Dick Allen, the Phillies, and Racism

FROM THE DAYS of the Negro Leagues up to the present battles over merit-based excuses for the absence of blacks in management positions, baseball has long served as a barometer of the nation's racial climate. Nowhere is this more true than in Philadelphia, where the Phillies have suffered for their reputation as a racially segregated team in a racially segregated city. The case of Dick Allen is most often cited as the prime example of this inglorious history of race relations.

Allen, the first African-American superstar to don the red pinstripes, was at the center of controversy in the 1960s and mid-1970s when he played in Philadelphia.

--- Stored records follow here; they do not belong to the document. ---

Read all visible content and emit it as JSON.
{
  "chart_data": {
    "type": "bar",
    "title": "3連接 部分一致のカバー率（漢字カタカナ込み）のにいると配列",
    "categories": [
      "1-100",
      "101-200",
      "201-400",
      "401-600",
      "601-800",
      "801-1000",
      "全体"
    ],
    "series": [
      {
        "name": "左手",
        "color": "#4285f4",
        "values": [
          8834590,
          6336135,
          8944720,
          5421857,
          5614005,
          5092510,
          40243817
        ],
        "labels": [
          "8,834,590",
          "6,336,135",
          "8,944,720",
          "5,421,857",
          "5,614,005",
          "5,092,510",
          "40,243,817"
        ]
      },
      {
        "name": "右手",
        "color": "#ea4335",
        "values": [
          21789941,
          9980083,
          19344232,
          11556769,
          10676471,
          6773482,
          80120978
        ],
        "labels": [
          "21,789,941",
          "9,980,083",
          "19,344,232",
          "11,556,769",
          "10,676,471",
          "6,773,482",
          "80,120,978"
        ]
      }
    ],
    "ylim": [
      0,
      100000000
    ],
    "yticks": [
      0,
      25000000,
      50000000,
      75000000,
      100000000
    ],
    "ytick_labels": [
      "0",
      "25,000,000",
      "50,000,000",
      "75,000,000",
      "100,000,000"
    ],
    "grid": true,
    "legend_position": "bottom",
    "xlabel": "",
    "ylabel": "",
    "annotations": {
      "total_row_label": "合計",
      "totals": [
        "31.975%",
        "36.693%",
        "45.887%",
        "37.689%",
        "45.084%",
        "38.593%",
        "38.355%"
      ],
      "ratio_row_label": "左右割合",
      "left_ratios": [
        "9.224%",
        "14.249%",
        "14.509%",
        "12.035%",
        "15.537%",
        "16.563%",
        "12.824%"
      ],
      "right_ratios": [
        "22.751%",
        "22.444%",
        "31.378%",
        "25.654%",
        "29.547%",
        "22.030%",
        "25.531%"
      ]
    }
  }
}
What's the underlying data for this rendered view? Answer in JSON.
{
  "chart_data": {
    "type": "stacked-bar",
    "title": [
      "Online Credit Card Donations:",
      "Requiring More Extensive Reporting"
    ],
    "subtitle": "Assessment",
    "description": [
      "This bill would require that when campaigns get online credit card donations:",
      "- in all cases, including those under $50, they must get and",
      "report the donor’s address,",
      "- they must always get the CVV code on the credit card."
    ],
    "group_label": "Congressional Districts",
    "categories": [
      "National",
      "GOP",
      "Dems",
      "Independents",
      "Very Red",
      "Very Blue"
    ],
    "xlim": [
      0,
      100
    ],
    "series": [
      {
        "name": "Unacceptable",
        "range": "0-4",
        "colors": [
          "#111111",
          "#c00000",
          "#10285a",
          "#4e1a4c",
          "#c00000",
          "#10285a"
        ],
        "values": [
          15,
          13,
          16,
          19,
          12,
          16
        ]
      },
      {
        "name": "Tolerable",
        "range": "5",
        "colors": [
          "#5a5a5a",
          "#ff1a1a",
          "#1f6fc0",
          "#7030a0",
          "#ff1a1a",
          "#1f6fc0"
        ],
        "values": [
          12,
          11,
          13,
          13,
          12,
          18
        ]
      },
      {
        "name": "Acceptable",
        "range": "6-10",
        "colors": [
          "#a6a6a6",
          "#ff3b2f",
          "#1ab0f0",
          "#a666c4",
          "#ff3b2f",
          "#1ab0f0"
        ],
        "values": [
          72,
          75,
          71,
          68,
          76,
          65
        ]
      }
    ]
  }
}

He exploded onto the scene in 1964, winning the NL Rookie of the Year Award for his.318 average, 29 homers, and 94 RBIS. It was a performance that kept the Phillies in the pennant race for most of the summer until their infamous collapse in the final two weeks of the season. Over the next seven years Allen established himself among the ranks of the game's superstars, becoming a consistent.300 hitter and averaging 30 homers and 90 RBIS a season. Those statistics, along with a 1972 mvp performance with the Chicago White Sox, earned him a hero's welcome when Allen returned to Philadelphia in 1975. Phillies management and the fans were convinced that his time away from the city had given him the maturity and experience needed to win the pennant for a budding contender. They were wrong.

While Allen's tape-measure home runs and exceptional speed gained for him the tremendous admiration of fellow players, his unexcused absences, candid opinions, and pregame beer drinking earned him some of the harshest press in the city's sports history. Through it all the specter of racial prejudice hung over Allen's relationship with the owners, the team, the press, and the city's fans. For some he was the quintessential rebel who did as he pleased when he pleased, with little regard for team rules or his teammates. For others he exemplified the emerging independence of Major League players as well as growing black consciousness in the game.